Los años se convirtieron en lustros, en décadas y abonaron un nuevo siglo. La villa de San Antonio dejó atrás sus callejuelas y se convirtió en un poblado de cuadrantes y calles pavimentadas; las casas de las viejas familias fueron desplazadas por ventas de repuestos, tiendas de ropa americana, restaurantes de pollo frito y hamburguesas y un flujo endemoniado de automóviles contaminantes. Un día cualquiera de abril, frente al bulevar paralelo a la línea del ferrocarril, en la panadería Musmani, don Rubén, en compañía de su nieto Alfonso, tomaban una taza de café.
– ¿Abuelo, contame, es cierto eso de que un cura maldijo a San Antonio?
– Pues, vieras que sí. Mi papá me contaba que desde la maldición de un tal padre Terencio, San Antonio no volvió a levantar cabeza. No habían comercios, nada pegaba, ¡era una pobreza tan grande!
– ¿Pero cuándo fue eso?
– Allá por 1875.
– ¿Y cuánta gente había?
– Creo que como mil y pico de personas.
– Idiay, con esa población, ¿cómo iba a haber tanta actividad comercial?

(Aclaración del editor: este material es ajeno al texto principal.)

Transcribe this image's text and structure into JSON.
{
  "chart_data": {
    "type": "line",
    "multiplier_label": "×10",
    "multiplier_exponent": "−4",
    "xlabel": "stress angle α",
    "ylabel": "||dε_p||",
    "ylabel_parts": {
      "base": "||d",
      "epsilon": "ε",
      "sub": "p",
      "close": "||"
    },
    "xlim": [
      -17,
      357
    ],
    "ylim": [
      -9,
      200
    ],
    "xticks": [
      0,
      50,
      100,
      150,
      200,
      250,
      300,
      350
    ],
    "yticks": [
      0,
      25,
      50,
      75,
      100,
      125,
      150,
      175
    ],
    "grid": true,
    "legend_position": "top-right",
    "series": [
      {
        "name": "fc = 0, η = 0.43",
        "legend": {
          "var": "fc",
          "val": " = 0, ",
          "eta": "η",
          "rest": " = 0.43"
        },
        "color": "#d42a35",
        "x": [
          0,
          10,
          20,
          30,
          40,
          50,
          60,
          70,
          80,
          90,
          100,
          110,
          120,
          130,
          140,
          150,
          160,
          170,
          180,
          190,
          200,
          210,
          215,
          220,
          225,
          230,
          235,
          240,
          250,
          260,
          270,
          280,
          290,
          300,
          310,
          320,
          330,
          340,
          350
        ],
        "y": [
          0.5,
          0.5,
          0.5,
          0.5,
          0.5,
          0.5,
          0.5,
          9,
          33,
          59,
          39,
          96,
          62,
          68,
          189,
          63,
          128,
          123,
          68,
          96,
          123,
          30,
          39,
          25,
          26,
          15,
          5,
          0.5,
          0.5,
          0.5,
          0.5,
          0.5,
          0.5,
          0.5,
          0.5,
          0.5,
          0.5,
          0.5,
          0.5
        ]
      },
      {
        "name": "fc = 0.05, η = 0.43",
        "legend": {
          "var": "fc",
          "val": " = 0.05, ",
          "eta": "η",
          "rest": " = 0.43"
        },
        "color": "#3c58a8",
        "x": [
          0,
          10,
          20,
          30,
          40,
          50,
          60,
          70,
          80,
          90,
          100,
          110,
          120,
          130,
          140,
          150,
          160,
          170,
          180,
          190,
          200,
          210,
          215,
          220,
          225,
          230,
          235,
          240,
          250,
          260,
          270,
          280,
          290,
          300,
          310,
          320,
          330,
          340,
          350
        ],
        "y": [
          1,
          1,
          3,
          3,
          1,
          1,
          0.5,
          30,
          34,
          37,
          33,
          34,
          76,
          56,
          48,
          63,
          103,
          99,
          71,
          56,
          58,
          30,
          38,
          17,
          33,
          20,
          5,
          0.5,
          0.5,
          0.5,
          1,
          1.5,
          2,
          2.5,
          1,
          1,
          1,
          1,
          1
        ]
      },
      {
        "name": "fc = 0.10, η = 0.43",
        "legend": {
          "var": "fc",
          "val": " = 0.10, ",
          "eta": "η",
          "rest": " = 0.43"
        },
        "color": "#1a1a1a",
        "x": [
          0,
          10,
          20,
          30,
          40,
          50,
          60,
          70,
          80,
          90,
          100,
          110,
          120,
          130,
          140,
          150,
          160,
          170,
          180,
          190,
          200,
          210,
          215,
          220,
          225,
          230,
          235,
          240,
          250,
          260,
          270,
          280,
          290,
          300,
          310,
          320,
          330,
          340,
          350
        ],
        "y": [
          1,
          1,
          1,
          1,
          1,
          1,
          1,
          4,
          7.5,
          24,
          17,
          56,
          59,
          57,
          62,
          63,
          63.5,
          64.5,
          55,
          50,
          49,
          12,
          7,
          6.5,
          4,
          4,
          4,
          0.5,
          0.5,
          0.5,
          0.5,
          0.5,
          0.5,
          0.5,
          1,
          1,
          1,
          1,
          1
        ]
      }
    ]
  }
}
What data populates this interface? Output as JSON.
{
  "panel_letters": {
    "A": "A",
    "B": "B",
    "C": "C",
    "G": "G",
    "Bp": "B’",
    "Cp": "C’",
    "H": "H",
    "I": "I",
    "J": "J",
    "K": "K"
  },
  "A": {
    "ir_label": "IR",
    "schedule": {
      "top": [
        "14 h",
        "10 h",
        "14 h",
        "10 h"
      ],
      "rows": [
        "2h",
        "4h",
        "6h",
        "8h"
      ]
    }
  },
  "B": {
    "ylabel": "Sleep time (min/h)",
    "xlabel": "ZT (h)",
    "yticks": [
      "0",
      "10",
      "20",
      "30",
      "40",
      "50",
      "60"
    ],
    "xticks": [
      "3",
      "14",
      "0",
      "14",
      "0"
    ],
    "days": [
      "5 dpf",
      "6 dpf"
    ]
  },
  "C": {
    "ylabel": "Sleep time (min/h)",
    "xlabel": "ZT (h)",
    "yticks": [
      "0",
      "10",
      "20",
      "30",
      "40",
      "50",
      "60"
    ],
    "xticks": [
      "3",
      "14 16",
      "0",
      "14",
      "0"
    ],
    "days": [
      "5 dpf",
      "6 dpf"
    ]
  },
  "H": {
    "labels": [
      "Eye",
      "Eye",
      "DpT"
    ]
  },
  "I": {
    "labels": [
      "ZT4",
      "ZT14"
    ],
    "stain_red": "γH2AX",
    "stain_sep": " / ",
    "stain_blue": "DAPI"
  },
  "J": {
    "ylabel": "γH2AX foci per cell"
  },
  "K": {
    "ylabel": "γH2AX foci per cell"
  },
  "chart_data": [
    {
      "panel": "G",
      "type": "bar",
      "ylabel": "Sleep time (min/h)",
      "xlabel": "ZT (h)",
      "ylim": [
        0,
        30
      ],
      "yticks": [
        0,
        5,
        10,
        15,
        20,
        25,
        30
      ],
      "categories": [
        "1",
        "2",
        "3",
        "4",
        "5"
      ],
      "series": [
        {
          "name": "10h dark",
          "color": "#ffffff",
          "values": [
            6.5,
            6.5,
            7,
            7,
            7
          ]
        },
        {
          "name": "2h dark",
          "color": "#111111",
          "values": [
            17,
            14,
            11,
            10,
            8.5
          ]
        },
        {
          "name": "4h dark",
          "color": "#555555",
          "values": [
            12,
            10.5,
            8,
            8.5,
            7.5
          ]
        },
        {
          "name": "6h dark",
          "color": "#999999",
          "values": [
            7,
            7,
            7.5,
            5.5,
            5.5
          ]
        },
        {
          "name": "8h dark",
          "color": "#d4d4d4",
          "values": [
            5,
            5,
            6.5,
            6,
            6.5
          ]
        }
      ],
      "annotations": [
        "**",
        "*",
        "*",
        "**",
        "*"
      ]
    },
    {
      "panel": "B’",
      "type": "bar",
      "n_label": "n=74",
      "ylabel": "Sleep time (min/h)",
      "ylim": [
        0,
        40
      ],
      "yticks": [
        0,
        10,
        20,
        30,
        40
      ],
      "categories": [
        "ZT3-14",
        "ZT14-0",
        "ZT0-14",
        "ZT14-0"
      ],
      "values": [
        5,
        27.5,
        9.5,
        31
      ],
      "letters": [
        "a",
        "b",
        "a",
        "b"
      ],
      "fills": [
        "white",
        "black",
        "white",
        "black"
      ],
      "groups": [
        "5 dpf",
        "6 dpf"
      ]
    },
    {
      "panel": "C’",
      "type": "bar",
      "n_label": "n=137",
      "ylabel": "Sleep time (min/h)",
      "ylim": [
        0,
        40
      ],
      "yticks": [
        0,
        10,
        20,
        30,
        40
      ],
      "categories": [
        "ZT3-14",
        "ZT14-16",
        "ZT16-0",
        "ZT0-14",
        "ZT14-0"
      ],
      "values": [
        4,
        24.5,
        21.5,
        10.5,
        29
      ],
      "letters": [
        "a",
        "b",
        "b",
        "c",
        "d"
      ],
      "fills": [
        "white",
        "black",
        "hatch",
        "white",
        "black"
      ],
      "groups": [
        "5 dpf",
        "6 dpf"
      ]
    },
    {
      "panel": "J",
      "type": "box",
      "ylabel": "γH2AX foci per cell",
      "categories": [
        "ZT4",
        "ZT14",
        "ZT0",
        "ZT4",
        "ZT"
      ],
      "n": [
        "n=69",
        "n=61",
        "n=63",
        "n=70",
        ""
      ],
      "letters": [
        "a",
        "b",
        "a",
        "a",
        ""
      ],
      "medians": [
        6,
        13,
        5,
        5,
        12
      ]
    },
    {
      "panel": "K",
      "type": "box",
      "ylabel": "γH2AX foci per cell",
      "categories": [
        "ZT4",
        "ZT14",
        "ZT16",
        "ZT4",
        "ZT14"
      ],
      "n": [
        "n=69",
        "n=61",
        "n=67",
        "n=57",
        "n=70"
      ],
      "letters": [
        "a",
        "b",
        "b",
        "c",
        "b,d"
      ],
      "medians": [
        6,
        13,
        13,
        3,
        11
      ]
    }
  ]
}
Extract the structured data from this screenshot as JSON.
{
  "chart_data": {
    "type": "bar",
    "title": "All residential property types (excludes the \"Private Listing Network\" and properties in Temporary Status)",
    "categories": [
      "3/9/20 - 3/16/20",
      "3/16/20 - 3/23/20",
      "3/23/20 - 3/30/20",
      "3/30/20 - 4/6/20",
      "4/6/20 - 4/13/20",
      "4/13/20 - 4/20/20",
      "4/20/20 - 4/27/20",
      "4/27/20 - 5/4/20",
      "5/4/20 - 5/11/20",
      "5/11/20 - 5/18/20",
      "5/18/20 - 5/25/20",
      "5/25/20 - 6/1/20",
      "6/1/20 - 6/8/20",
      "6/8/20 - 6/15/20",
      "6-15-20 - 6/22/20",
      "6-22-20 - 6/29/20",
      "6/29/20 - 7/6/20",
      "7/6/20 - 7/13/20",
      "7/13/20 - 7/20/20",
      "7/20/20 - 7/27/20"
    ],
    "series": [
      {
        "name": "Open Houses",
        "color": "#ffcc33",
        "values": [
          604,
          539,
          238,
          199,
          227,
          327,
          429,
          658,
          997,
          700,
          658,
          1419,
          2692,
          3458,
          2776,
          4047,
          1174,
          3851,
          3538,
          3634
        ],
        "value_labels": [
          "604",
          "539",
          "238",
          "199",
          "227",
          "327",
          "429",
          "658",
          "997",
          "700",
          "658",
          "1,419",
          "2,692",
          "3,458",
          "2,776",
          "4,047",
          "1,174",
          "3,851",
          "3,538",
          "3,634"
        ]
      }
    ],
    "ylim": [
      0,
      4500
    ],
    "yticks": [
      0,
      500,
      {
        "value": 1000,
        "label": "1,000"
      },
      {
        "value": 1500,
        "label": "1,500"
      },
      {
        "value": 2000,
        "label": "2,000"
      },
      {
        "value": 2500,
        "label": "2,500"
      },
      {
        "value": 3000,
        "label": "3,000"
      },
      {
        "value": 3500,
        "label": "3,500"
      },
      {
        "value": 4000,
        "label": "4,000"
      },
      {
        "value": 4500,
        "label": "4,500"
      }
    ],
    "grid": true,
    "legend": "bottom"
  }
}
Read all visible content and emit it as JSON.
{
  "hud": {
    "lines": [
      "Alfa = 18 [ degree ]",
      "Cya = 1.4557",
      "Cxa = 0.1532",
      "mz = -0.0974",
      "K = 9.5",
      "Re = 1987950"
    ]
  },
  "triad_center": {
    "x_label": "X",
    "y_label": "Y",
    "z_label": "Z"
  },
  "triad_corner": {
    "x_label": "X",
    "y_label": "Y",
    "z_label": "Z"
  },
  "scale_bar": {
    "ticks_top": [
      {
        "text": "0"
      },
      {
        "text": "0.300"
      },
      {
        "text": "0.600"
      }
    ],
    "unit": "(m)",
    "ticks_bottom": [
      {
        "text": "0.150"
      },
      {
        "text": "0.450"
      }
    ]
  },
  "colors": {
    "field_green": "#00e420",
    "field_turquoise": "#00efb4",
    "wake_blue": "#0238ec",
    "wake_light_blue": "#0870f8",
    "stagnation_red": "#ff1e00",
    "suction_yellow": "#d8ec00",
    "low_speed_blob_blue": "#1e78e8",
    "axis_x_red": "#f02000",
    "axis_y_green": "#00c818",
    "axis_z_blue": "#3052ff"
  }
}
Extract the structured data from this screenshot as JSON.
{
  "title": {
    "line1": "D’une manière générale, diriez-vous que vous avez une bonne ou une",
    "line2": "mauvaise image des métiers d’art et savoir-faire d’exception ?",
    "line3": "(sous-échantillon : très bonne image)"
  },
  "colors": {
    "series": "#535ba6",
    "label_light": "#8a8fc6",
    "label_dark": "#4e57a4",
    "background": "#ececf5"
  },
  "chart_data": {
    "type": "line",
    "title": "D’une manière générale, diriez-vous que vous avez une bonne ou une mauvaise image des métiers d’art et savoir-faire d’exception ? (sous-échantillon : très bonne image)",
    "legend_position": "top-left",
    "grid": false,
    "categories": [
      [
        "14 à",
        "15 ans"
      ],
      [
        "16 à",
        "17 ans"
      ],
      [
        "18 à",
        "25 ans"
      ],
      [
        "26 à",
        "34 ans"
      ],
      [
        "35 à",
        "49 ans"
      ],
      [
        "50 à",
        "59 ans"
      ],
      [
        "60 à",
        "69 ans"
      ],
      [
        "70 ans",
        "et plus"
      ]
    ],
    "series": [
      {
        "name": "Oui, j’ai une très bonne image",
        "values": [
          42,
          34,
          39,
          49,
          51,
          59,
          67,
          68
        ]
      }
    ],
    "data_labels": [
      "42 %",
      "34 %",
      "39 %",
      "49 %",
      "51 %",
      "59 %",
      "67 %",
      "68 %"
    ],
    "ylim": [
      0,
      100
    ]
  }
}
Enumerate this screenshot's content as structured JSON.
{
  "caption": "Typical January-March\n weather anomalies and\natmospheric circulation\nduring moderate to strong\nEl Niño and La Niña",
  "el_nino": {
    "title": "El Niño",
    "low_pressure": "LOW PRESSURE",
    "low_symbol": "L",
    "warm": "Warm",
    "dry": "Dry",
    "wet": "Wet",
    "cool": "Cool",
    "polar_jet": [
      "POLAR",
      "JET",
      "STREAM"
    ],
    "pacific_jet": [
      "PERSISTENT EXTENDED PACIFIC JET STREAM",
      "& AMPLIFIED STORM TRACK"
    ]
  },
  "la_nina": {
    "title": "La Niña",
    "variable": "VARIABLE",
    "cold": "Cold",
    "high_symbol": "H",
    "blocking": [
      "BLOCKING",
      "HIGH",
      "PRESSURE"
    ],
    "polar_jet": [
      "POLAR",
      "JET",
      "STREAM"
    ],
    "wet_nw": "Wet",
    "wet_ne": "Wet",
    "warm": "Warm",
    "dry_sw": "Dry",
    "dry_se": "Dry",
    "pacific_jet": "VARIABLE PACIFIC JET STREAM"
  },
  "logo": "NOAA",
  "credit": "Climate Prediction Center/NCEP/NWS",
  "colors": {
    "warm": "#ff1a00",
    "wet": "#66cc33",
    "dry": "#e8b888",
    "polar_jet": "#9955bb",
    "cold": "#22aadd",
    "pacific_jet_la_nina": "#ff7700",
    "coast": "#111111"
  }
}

– Ah, noo, pero eso siguió ocurriendo años después. Mirá, una vez, allá por 1935, creo que después de una misa, estando yo y mi hermano Beto jovencillos, nos encontramos a Cayo Rodríguez, en un poyo frente a la iglesia. Entonces Cayo le dice a Beto “mirá condenado, vamos a tomar un trago” y como Beto lo conocía, le preguntó “¿y qué, trae plata?, “pues claro”, le contestó. Resulta que el papá de Cayo tenía una pulpería y el bribón le había vaciado la caja del negocio. Nunca se me olvida que dijo “le aventé la venta de hoy, tenía 3.75”. Así era la estrechez del pueblo. Mirá, pulperías que pagaban dieciséis pesos por trimestre cerraban, no había una sola sastrería; bueno, barberías sí habían, como cinco; no había donde comprar un pañuelo, solamente se vendía pan, puros y cajetas; el pueblo no progresaba, aquello era tremendo. Y la gente decía “no, es que este pueblo tiene la maldición del padre y todavía está pesando en él”.
– Sí abuelo, pero es lo mismo, es que tampoco había suficiente industria.
– Pero no creas, muchacho, la situación era grave en otros asuntos, también. Por ejemplo, muchachos inteligentes iban a estudiar para sacerdotes y al final se arrepentían y decían “no yo no quiero esa responsabilidad” y los demás pueblos de la provincia daban sacerdotes; eso sí, tardaron en quitar la maldición, porque el papa la quitó, e inmediatamente salió el primer cura y siguieron saliendo sacerdotes y el pueblo comenzó a progresar.
– Sí, sí, abuelo pero eso, de los sacerdotes, era normal en un pueblo pequeño y en aquellos tiempos.
– Ah, ah sí, y entonces ¿cómo me explicas, las muertes en las cuatro esquinas de la iglesia?
– ¿Cómo? ¿En las cuatro esquinas de la iglesia?